Het voorwerp van huidige aanvraag is dus een uitbreiding van het BSP omwille van de ontgravingsdiepte (5 in plaats van 4 meter), het onttrokken grondwaterdebiet (10 in plaats van 5 m³/uur) en de duur van de bemaling (9 in plaats van 4 maanden).
Het debiet zal bij aanvang van de vergunning ongeveer stationair zijn, aangezien de bemaling al actief is in het kader van de bodemsanering.
Rekening houdend met een veiligheidsmarge van 100% betekent dit een maximaal debiet van circa 10 m³/uur gedurende 9 maanden.
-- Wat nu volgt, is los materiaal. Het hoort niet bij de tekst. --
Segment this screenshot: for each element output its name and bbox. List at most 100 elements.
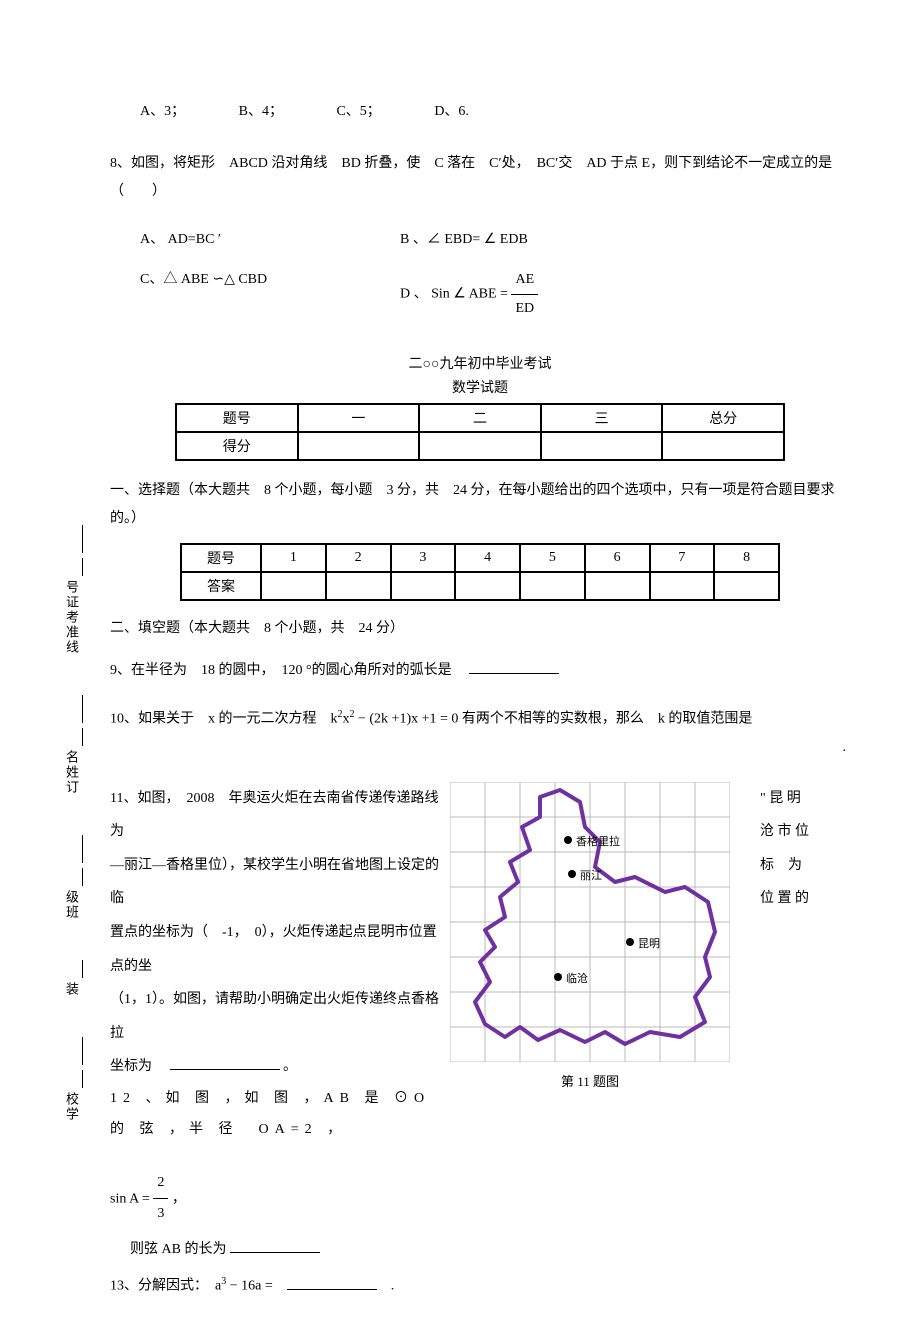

Een veiligheidsmarge van 20 à 25% is aanvaardbaar omwille van aannames in het hydrogeologisch rekenmodel (homogene grondlagen van constante dikte, afwezigheid van semi-waterremmende schermen, enzovoort) maar een marge van 100% is wat overdreven. Volgens de aanvrager is de veiligheidsmarge gekozen om eventuele vertragingen in het bouwproject te kunnen ondervangen.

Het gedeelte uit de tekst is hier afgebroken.